Like so many of the Cool Camping selections, Tom’s Field struggles to maintain its allure now that the secret is out.
We booked well in advance as Tom’s Field is relatively small, being a collection of fields divided by dry stone walls and covering four and a half acres. There is a renowned walk from the site down to a dancing ledge, a flat area of rock with a man-made rock pool at the foot of Jurassic cliffs. Unfortunately our children were too small to manage the descent.
We found Tom’s Field friendly but uninspiring. Campers are encouraged to park their cars in the field outside the site, which is a positive, as nothing spoils a camp like traffic. But fires are forbidden, so the nights we spent there felt suburban. A strict lights-out policy and allocated pitches contributed to the boredom.
The site in Langton Matravers is near to the popular National Trust destination of Corfe Castle; an iconographic ruin, beautiful from a distance but meaningless up close. On a rainy day, campers flee to Dorchester, which becomes crammed with soaked families seeking any distraction from the unrelenting rain, and some risible museums have sprung up to serve this need. The nearby town of Swanage is a dispiriting, down-at-heel seaside town.
I judge camping trips by the moments of intensity they deliver, and on that gauge, the best reason to visit Tom’s Field is as a base from which to explore the nearby deserted village of Tyneham. Dorset has strong literary connections: Lyme Regis was the location for John Fowles’ The French Lieutenant’s Woman and Ian McEwan saw in the tightly packed pebbles of Chesil Beach a suitable backdrop for a novel of sexual repression and misunderstanding. Unlike these well-visited places, Tyneham, the subject of Patrick Wright’s digressive history The Village That Died For England, retains an aura of poetic intensity.
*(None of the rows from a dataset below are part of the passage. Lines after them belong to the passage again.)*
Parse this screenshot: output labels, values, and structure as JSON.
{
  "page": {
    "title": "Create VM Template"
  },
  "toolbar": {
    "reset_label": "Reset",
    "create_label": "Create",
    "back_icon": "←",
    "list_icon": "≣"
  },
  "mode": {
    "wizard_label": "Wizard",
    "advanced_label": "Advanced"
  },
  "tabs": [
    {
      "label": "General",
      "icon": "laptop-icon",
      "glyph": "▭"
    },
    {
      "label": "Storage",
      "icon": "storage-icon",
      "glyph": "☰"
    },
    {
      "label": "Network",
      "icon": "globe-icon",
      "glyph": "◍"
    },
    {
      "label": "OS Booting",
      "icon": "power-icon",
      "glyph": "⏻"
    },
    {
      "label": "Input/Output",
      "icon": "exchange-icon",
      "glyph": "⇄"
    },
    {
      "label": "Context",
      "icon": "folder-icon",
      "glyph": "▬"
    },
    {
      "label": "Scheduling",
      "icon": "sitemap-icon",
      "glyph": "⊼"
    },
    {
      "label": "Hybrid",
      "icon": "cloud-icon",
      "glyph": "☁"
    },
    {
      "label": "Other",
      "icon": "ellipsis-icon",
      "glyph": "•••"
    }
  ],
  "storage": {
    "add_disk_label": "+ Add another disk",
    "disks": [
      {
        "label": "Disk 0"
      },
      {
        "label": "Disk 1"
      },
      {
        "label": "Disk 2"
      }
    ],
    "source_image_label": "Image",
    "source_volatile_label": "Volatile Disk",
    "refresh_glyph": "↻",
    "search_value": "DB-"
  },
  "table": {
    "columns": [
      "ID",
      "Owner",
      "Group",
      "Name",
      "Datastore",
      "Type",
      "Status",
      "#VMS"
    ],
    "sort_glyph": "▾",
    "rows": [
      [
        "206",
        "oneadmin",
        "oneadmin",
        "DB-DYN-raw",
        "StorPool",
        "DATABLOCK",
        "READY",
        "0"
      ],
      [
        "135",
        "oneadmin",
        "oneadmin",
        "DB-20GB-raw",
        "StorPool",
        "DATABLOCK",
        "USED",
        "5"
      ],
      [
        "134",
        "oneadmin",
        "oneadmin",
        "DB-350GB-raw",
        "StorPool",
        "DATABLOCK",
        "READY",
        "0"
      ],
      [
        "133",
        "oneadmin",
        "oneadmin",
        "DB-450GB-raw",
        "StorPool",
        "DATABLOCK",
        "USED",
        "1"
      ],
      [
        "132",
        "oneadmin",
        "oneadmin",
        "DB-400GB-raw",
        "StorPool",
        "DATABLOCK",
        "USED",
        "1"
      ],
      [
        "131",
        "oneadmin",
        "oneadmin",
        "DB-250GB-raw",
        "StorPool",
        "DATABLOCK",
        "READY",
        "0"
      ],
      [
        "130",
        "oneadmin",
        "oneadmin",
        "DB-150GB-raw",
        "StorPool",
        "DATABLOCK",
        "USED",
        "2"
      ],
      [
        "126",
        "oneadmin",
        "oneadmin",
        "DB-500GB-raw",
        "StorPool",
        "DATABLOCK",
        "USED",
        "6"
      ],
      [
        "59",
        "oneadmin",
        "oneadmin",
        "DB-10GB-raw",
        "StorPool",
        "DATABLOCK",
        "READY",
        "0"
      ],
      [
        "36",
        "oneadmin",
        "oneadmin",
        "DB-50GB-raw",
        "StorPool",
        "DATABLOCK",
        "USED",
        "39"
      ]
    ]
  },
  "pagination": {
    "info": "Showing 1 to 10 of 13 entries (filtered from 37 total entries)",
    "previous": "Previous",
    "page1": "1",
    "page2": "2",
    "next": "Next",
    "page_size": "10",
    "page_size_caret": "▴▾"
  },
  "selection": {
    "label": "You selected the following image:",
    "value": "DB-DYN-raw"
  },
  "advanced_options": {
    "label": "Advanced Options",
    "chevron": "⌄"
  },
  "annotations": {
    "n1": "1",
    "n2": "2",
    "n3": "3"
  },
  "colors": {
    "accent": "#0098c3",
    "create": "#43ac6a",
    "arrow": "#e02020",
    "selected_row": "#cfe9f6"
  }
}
Tyneham was a small village cleared by the army during the Second World War so that the area could be used as an artillery and tank firing range. The villagers were promised that they would be able to return once the war was over, but the military reneged on this promise. Today, access to Tyneham is intermittent (check here before heading out), which makes a trip there all the more meaningful; the drive down into the village seems to take much longer than the map indicates, suggesting a topography warped by military intelligence.
“To drive down into the Tyneham valley is to sink into a zone where even the sharpest of actualities seems overtaken by myth,” observes Patrick Wright. The birdsong is rich and multi-layered, as if the birds have expanded and deepened their repertoire free of the distracting presence of mankind. The graveyard and restored schoolyard – both scrupulously maintained by the Army – are poignant reminders of the temporariness of our places. The small Elizabethan mansion, unstable and gutted, speaks of wayward shelling.
Deserted places exert a particular pull. If Nature abhors a vacuum, the imagination adores one, drawn in by the possibility and promise of an empty lost place.